Un bon western classique autour de la famille et la dislocation de ses liens, servi par un beau
scope qui met superbement en valeur les environnements, notamment le ranch et le domaine familial. La narration est carrée et efficace, avec en bonus un
flashback qui nous prend par surprise, et nous conduit aux origines du "mal" suite à la sortie de prison de l'un des fils accueillis par ses frères étrangement menaçants, et à la référence mystérieuse du titre qui met en fait en valeur les convictions de ce patriarche disparu et marié à une belle indienne. Attaché à sa terre et d'un tempérament de feu, il règne sans partage, quasi porte-parole de ce peuple qui s'est au contraire calmé et rangé.
Donc oui, c'est un film pro-indien, mais traité avec subtilité et sans fanfares, puisque cette mère représente surtout l'amour pour ses fils adoptifs et son enfant métis, ainsi que le pendant tempéré de son mari. Alors que les siens sont également en retrait, protégeant comme une ombre bienveillante cette famille et surtout ce père qui les a intégrés dans son territoire. Enfin, ce n'est pas trop mis en avant qu'il soit métis ce fils, et cela ne va ressortir que plus tard lors de la confrontation finale avec l'autorité (et les préjugés) qui va mettre un coup fatal sur l'harmonie fragile qui régnait dans cette famille.

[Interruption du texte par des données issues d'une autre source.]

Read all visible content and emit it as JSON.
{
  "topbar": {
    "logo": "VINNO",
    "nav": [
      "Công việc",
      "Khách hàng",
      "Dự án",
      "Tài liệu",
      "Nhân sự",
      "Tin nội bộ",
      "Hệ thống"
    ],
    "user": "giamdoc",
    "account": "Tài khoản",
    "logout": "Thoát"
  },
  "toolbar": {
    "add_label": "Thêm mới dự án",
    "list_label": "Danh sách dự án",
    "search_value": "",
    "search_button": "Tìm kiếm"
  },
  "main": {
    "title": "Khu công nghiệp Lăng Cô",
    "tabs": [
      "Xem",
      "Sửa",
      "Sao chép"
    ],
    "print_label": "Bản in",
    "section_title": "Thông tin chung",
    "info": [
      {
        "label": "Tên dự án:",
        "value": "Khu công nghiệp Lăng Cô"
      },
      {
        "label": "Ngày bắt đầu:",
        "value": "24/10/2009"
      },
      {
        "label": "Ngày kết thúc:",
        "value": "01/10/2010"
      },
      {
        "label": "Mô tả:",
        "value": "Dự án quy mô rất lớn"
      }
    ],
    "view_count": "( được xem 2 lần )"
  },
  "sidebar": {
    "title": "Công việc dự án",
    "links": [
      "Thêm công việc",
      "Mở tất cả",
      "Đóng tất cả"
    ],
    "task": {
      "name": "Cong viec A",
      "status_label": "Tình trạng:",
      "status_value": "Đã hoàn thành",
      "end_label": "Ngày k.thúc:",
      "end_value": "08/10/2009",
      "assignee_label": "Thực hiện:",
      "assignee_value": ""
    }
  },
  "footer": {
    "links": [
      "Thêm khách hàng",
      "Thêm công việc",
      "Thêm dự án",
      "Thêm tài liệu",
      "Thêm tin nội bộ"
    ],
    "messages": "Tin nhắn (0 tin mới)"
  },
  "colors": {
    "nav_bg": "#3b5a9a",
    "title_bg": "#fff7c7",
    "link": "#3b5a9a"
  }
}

Petit bémol, les personnages sont traités de manière assez inégale, mais bon, les acteurs les incarnant compensent par leur présence à l'écran. En outre, parmi les frères dissidents, quelques scènes suffisent pour les présenter, et Richard Widmark qui a ici un petit rôle, s'impose lentement mais sûrement comme l'alter-ego opposé de son père, et insuffle le charisme nécessaire pour être de taille pour mener la rébellion contre lui avec ses deux cadets. Par contre Robert Wagner est un peu léger (sans être mauvais) pour incarner ce semi-indien, et il est plus convaincant lorsqu'il joue au charmeur distingué que lorsque la colère monte face à ses frères qui vont commettre l'irréparable (ce passage est bien amené, car n'est pas manichéen du tout, avec un portrait familial nuancé, entre le père irascible mais bienveillant, le fils préféré, etc.). Heureusement que ceux qui lui donnent la réplique rehaussent le niveau.
L'histoire s'étoffe de plus en plus portée par un rythme tranquille et agréable, mais aussi parcouru de tensions relationnelles, avec un petit interlude presque fantastique par rapport au portrait paternel (et la présence de ce loup, deux symboles suffisants pour figurer tout ce qu'il représente), qui implique une belle réflexion sur la croisée des destins. Et justement j'ai beaucoup aimé la façon dont plusieurs chemins se dessinent devant le métis, entre celui de son père et de sa volonté de fer, fidèle à lui-même (avec un passage au tribunal percutant qui montre combien la liberté déchaînée de ce type d'homme ne peut rien contre le système de la loi, même si le droit naturel est avec lui, c'est ça qui fait la beauté de la chose), celui de ses frères qui lui proposent un deal en or mais corrompu, ou bien une voie plus personnelle mais qui offre un petit goût amer en donnant le sentiment qu'il fuit le danger.
Bref, une valeur sûre du genre portée par un casting et une réalisation aux petits oignons, et une histoire peut-être de facteur classique, mais fortement riche et nuancée sur les enjeux familiaux du ranch écartelés entre pragmatisme et passion, la loi naturelle du plus fort et la loi moderne du compromis. Un fond qui m'a rappelé le fameux
L'homme de la plaine d'Anthony Mann, en insistant ici encore plus sur le parallèle entre le déclin de la famille, et celui d'une époque et de tout un état d'esprit.